Yesterday morning I had to travel back into DC for another job interview. Over the last six days, much to my surprise, I had navigated successfully through the city via my car and via the Metro. My iPhone has been more of a best friend to me throughout the last week of my life than ever before. The Maps application is amazing. Without it I would have gotten lost more times than I could even keep track of. I’ve been so proud of myself. I’ve remained calm and collected during times where I would typically be a stressed out nutcase.
Yesterday was no different. I knew how to get from Point A (my friend’s house in Arlington, VA) to Point B (the Metro station in Pentagon City) to Point C/D/E (the Farragut West Metro stop/Starbucks/the location of my interview). I didn’t even need my Maps application!
I arrived at the Pentagon City Metro station with no issues whatsoever. It was then when I realized I had to figure out what kind of Metro ticket would be most appropriate (when I came into the city last Thursday for a couple interviews my friend had given me her SmartCard so I didn’t have to worry about it). The Metro system is a bit screwy, I remember her telling me, in that the fares aren’t constant. They change depending on the distance traveled and whether or not you cross into the District, Virginia or Maryland. I had no idea how much it would cost for me to get into DC and back so I figured I’d get a one-day pass and play it safe.
The transaction went well, but when I went to use my pass it didn’t work. I tried several times before finally going over to ask a Metro worker about my issue. When I told him my pass wasn’t working, he gave me a cold look and informed me that the one-day passes don’t start working until 9:30am. Great, I thought to myself, I definitely should have realized that. Oh well, there was nothing I could do about it at that point.
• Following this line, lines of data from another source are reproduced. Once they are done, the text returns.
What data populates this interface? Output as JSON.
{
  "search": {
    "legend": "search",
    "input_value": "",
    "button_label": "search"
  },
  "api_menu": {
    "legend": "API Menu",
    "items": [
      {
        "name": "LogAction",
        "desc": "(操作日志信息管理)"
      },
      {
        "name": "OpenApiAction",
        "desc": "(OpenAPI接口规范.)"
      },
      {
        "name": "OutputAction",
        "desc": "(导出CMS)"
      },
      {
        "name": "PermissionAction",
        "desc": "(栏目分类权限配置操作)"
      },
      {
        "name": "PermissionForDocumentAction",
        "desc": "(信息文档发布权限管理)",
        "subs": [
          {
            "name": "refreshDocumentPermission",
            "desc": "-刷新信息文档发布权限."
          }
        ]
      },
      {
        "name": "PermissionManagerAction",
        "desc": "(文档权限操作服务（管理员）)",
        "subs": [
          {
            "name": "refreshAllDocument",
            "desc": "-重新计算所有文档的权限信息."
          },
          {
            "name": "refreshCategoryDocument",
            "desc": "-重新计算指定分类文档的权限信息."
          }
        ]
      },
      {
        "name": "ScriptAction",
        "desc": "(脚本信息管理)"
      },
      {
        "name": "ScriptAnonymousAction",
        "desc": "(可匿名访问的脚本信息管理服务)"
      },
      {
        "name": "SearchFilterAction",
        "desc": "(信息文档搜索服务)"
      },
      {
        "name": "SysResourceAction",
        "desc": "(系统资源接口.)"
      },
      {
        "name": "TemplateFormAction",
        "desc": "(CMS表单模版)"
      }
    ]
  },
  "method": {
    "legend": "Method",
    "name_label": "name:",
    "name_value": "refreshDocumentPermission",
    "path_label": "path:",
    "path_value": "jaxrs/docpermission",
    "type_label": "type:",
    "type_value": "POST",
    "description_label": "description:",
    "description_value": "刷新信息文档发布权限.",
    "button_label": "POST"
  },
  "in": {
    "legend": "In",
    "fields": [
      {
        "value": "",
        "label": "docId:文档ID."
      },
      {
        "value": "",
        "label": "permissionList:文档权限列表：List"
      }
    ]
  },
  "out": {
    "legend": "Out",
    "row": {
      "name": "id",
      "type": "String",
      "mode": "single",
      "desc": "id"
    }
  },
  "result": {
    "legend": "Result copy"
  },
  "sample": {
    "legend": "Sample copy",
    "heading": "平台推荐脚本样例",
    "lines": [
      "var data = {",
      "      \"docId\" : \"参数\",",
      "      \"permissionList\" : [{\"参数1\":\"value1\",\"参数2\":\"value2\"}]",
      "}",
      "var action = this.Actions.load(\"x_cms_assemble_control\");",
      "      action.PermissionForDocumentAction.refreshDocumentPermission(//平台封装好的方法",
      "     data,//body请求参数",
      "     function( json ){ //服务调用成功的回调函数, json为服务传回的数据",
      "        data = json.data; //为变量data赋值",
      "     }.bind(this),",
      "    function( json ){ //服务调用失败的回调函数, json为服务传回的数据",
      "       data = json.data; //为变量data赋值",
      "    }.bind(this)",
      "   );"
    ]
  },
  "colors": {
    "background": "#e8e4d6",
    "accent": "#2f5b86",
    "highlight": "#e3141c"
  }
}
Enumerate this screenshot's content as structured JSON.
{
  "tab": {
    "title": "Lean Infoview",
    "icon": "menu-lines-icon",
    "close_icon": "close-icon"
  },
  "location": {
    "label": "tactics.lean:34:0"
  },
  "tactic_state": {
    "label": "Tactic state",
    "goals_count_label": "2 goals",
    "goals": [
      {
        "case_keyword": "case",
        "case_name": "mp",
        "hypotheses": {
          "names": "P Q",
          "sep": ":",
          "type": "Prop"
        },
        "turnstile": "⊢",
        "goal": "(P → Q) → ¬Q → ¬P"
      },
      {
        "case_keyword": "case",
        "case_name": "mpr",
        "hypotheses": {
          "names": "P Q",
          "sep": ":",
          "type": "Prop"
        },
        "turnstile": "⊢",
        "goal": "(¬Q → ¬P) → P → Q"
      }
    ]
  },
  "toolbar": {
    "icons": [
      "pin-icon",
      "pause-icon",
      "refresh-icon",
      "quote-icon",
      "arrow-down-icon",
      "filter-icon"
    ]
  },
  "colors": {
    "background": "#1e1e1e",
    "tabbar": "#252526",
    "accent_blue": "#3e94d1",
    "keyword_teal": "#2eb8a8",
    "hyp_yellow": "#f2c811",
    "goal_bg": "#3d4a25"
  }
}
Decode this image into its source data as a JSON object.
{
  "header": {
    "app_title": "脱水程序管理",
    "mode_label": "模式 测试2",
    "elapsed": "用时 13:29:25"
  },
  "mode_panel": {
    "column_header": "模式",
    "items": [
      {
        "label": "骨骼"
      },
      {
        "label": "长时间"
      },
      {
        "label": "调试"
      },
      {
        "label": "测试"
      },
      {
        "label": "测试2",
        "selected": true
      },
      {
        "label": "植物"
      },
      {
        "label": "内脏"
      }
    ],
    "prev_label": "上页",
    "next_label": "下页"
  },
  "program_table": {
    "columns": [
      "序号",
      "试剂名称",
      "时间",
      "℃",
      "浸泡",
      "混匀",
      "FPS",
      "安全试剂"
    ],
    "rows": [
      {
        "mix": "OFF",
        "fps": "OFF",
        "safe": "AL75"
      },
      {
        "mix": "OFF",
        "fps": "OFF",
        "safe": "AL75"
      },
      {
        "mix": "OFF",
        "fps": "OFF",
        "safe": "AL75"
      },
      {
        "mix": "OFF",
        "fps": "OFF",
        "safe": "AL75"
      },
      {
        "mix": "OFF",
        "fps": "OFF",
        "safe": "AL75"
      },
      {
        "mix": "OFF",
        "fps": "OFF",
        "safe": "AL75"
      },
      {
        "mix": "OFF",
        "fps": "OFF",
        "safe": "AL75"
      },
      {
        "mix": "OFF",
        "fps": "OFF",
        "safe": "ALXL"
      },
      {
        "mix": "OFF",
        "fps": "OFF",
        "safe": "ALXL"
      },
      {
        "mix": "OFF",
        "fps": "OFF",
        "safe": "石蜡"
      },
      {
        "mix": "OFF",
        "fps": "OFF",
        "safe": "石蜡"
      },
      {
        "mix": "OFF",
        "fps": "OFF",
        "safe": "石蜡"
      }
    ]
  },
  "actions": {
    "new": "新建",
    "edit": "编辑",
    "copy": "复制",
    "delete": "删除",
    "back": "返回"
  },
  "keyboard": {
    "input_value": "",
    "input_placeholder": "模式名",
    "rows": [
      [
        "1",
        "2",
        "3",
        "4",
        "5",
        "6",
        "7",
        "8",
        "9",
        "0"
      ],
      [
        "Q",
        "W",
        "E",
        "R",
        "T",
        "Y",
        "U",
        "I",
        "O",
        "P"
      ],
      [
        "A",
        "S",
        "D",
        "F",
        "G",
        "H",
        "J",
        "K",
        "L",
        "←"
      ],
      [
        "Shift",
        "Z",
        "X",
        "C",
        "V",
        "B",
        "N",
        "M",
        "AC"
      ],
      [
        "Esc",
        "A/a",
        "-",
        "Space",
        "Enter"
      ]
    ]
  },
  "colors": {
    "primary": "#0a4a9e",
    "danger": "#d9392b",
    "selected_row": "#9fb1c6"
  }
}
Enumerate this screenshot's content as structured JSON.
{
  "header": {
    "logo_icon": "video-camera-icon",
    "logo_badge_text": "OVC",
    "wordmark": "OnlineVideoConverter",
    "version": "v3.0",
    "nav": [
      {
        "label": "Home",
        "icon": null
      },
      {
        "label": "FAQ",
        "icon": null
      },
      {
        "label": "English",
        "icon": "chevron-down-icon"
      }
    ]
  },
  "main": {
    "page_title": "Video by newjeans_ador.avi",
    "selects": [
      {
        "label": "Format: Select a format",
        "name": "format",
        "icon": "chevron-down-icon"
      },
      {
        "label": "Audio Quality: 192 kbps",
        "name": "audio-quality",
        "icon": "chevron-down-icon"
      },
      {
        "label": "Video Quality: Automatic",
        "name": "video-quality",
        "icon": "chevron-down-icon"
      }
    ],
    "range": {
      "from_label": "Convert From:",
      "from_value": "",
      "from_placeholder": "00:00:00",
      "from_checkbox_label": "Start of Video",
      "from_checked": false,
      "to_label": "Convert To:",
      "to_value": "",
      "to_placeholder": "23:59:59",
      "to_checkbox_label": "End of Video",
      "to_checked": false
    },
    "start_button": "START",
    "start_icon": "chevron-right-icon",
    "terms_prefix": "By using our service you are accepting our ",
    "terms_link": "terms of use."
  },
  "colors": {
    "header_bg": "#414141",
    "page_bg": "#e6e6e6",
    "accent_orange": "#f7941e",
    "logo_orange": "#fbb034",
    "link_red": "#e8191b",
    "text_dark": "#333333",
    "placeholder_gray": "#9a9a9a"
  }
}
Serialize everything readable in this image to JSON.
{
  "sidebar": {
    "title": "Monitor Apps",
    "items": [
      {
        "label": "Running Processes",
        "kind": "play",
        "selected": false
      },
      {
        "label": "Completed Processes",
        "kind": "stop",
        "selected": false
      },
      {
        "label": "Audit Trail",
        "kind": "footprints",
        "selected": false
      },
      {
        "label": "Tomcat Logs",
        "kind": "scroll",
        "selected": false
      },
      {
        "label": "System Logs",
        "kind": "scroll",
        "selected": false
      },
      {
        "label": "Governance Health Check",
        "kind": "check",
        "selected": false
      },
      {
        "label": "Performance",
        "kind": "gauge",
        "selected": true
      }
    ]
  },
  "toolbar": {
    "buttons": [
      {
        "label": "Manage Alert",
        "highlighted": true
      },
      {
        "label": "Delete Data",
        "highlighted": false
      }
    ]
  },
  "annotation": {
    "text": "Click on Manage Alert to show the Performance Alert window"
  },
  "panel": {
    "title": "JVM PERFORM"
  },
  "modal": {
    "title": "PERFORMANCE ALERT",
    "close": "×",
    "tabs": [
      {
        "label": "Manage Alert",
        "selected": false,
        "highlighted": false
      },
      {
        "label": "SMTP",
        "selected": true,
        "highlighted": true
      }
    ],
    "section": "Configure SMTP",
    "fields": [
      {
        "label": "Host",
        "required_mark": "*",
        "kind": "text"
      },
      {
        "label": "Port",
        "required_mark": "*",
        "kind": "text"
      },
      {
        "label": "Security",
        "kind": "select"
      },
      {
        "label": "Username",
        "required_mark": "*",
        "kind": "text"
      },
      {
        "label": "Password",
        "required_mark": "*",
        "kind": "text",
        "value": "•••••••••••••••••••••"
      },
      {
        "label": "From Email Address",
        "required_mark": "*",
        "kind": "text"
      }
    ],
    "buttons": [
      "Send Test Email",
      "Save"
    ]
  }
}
Instead, I tried to explain to him that I only needed to go into the city and right back out. I only needed to ride the Metro twice. Couldn’t he just let me through? No. Apparently he could not. Apparently there was nothing he could do. It was at this point when I became positively furious with the Metro (not to mention the cold, unhelpful Metro employee). I knew for a fact that if this had happened in Boston, they would have let me through. No questions asked.
I walked away fuming, mumbling not exactly under my breath about how this wouldn’t have happened on the T and how ridiculous it was for him to have responded to me the way he did. I begrudgingly walked back to the pay station where I noticed they had a one-way round trip pass. I laughed to myself. I guess I probably should have gone that route in the first place. After spending about 10 minutes trying to figure out how to select and purchase this pass, I eventually gave up and simply got a ticket with $15 on it. Great, I thought. I just spent $22.50 to ride the Metro twice.
I tried to pocket my anger as I boarded the blue train and I was pleasantly surprised to find that it was relatively empty as I sat down.
“I was going to sit there.”
[insert loud, incredibly mean and annoyed tone of voice]
I looked up to see a pregnant woman standing before me. I immediately got up and offered her my seat, apologizing and telling her that I hadn’t seen her at first. She responded by first refusing my offer, then she rolled her eyes and sat down without a smile, much less a thank you.
I’m not sure exactly why this second Metro encounter bothered me so much. I know pregnant women have a difficult time riding public transportation and I imagine that they deal with a lot of rude and inconsiderate people. But – I was not one of those people! I always give up my seat – to pregnant women, to women with small children, to elderly people, to people with disabilities, even to people who simply look perfectly able to stand, but appear to be uncomfortable doing so. I was shocked by this woman’s reaction to my politeness and willingness to offer up my seat. Whenever a situation like this happened in Boston, people were always so happy and grateful.
Looking back on yesterday morning, now that I’ve had about 24 hours to calm myself down, I realize that neither incident was really that big of a deal. I also realize how much I miss Boston…I miss the city, I miss the people, I even miss the T. And finally, I realize that I have been kind of hard on the city of DC. Due to my love towards Boston, I haven’t exactly given the city a fair chance.
This isn’t to say that I will all of a sudden fall in love with the city of DC. I truly hope that will eventually come to be, but I know it will undoubtedly take time. This is simply to say that I’m going to try harder to give DC the benefit of the doubt. It isn’t DC’s fault that it isn’t as fabulous as Boston (sorry, I just couldn’t resist). So in fairness to myself and to DC, I will now adopt a more open and forgiving mindset. Yes, Metro that goes for you too – but please try to be nicer and more forgiving yourself.